The only real drawback I found appears if many of the first games are lost by the second engine E2. In this case the "accurate" formula would assign very high time-odds factors, e.g. 106.63 after starting with three losses (for DR=70), which would make the whole experiment quite useless due to its time consumption. Therefore I switched to the "smooth version" using the square root, although I am not sure about its convergence properties since the resulting time-odds factor after having reached a 50% total game result is not directly derived from the underlying model.

Sven

[Sven]

The total sum of all results in all games also converge to 50% but it is an indirect result

It would be subject of a proof whether this is valid for all models we are discussing here, including mine of course. At least I think it is possible to have a function that calculates T(N+1) without getting total results converging to 50%. A possible problem could be a toggling effect, for instance.

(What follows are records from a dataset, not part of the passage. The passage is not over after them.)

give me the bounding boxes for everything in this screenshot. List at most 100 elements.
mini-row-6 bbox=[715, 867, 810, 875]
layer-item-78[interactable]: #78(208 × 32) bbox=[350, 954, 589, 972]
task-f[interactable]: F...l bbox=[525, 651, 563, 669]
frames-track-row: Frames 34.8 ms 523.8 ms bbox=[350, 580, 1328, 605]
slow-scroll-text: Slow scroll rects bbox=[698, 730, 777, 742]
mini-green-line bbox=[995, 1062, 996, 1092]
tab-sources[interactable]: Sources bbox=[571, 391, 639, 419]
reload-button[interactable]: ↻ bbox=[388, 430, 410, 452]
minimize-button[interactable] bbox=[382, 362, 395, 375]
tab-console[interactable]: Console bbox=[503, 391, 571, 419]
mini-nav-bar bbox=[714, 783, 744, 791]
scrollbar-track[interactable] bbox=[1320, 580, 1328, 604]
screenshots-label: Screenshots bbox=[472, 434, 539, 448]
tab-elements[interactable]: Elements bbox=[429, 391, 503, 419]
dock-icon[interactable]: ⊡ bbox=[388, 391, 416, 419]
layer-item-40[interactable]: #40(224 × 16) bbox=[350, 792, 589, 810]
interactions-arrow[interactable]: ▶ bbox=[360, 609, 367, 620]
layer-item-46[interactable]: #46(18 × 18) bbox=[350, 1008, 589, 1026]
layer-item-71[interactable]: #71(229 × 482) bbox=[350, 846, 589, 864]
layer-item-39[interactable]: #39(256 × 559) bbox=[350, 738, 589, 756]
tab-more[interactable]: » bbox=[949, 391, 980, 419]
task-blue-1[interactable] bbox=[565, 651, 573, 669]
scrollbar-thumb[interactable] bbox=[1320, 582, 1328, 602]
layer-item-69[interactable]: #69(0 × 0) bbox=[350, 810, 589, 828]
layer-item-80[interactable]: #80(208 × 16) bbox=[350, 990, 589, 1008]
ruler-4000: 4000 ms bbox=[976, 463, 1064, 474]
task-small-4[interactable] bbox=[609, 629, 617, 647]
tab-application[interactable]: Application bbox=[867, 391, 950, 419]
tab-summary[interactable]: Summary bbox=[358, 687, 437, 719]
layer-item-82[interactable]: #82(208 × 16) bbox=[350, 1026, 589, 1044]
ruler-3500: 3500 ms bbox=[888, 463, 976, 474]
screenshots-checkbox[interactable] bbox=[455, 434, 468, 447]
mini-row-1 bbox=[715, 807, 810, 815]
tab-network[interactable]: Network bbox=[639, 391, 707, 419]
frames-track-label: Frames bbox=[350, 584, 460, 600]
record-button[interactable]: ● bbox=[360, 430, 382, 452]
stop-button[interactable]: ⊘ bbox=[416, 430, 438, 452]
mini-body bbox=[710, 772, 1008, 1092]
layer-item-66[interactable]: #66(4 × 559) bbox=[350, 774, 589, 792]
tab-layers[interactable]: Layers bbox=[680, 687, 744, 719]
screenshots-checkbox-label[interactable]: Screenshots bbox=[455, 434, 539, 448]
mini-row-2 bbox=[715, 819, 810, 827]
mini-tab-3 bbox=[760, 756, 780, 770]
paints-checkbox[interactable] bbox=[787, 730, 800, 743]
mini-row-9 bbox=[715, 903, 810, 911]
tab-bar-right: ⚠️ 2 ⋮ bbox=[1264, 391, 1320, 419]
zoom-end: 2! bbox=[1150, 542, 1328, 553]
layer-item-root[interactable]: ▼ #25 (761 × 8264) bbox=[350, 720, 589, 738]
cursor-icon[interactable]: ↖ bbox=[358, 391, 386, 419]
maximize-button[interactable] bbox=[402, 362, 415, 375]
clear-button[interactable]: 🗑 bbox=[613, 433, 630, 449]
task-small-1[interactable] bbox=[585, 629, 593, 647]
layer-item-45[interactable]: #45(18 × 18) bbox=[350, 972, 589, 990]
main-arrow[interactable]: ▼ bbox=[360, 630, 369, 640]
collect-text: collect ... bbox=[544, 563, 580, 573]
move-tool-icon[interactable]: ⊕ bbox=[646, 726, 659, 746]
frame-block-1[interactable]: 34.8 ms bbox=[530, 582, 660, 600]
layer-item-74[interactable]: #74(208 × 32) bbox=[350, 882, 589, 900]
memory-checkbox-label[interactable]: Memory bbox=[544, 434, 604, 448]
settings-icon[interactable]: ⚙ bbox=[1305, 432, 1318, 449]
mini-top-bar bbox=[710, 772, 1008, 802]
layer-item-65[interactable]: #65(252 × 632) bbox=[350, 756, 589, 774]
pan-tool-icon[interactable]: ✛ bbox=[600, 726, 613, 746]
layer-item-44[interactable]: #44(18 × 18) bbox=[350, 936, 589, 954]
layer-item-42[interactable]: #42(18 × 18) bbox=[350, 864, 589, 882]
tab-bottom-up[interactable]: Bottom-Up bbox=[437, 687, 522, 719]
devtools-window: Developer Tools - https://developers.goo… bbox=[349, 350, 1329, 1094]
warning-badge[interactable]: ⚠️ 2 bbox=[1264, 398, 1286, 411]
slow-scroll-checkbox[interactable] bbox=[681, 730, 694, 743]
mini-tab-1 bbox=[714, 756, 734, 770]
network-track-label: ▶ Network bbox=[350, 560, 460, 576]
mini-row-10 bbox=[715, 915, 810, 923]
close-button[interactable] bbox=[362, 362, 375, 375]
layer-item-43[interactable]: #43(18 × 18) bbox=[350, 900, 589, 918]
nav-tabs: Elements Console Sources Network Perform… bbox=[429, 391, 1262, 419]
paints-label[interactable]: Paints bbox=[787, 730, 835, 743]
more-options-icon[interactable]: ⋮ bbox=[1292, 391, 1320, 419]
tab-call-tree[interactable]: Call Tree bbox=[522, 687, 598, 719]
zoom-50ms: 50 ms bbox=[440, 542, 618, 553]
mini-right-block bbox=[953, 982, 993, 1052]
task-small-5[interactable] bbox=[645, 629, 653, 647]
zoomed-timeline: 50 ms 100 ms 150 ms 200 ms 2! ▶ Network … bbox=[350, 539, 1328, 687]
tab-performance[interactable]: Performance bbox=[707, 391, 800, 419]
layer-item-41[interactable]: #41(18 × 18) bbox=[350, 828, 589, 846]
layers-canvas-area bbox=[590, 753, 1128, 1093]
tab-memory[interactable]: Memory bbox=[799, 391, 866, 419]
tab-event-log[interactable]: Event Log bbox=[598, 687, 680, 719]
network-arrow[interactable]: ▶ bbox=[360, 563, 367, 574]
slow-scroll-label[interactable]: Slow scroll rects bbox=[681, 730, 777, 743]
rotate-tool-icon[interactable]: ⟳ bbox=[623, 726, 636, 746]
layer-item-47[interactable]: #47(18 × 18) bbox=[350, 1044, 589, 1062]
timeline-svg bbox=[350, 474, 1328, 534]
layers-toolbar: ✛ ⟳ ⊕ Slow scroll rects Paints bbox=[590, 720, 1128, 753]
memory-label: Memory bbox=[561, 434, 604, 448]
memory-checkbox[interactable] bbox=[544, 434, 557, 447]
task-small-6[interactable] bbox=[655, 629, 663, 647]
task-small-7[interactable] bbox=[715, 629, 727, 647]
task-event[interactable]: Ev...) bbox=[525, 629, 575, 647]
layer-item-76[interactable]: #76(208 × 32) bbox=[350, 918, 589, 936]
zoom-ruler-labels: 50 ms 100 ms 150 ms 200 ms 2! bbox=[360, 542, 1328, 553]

and my target is to increase the time to have expected result of 50% in the next game

To have a notion of an expected result you certainly need a model of rating based on time-odds games, as in my model for instance.

What makes your very first formula attractive, as opposed to all doubts and alternative thoughts I developed, is its simplicity. So I would not exclude that it finally turns out to be better than everything else that came later, also from a practical viewpoint.

That does not mean that I wouldn't defend my own approach any longer, though. Maybe we find some combined solution.

@All: Any volunteers for running simulations and/or real tests based on the models presented here are welcome, of course. I did not spend the time yet to write a script as initially suggested.

Sven